Um den Anschluss an die Konkurrenz aus dem Ausland nicht zu verlieren, müssen deutsche Unternehmen das heimische Trainingslager verlassen und den Markthochlauf starten. Am Willen zu investieren, fehlt es ihnen nicht. Wichtig wäre jetzt ein klares Bekenntnis zu dieser Technologie seitens der deutschen Politik, da sind sich die Branchenvertreter einig. Und ein Regelwerk mit Instrumenten, das den nötigen Auftrieb gibt. Immerhin: Im Dezember will das Bundeswirtschaftsministerium eine Wasserstoffstrategie mit konkreten Handlungsempfehlungen vorstellen.
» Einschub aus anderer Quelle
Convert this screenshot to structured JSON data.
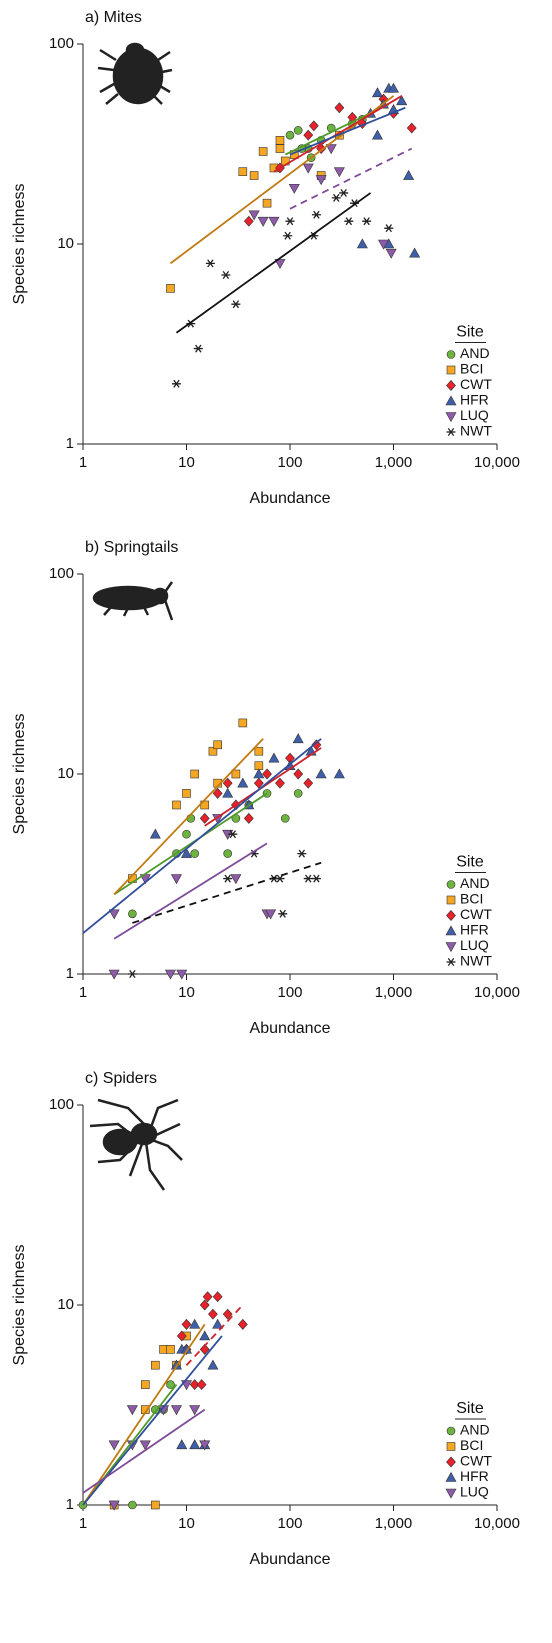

Sunfire: Erneuerbare Langfristspeicher
Der Anlagenspezialist Sunfire wurde im Jahr 2010 in Dresden von Nils Aldag, Carl Berninghausen und Christian von Olshausen (Foto, von links) gegründet. Die Sunfire-Anlagen erzeugen erneuerbare technische Gase und Kraftstoffe, die als E-Gas, E-Fuel oder E-Chemicals fossile Energieträger wie Erdöl oder Erdgas ersetzen können. Die Vision: regenerative Energien von Windkraftanlagen oder Fotovoltaiksystemen überall dort und immer dann verfügbar zu machen, wenn sie gebraucht werden – und zwar nicht nur, wenn der Wind weht oder die Sonne scheint.
© Sunfire GmbH
Triathlon Energiewende
Während deutsche Cleantech-Unternehmen die globale Energiewende also in vielen Ländern als Tempomacher voranbringen, besteht hierzulande und besonders weltweit großer Nachholbedarf im Klimaschutz in den Sektoren Wärme und Verkehr. Mit Blick auf Deutschland wird das auch im ETI deutlich: In der Gesamtplatzierung schafft es Deutschland 2019 nur auf Platz 17. Der Grund: Bei den Themen Treibhausgaseinsparung und Umweltschutz, den eigentlichen Gründen, warum wir die Anstrengungen einer Energiewende auf uns nehmen, reißt die Bundesrepublik bislang die Hürden. In der ETI-Bewertung der Systemperformanz, die unter anderem den Umweltschutz und die Wirtschaftlichkeit der Energiewenden weltweit beurteilen, landet Deutschland in der Top 30 des ETI auf dem drittschlechtesten Platz.
Die globale Energiewende ist ein Triathlon aus Strom-, Verkehrs- und Wärmewende. Gelingt es Deutschland nicht, hier nachzubessern, dann gleicht es einem Triathleten, der in der Wettkampfvorbereitung allein den Marathon im Blick hat. Er wird vielleicht beim Laufen Bestzeiten erreichen, beim Schwimmen und Radfahren aber kaum zu den Spitzenperformern gehören.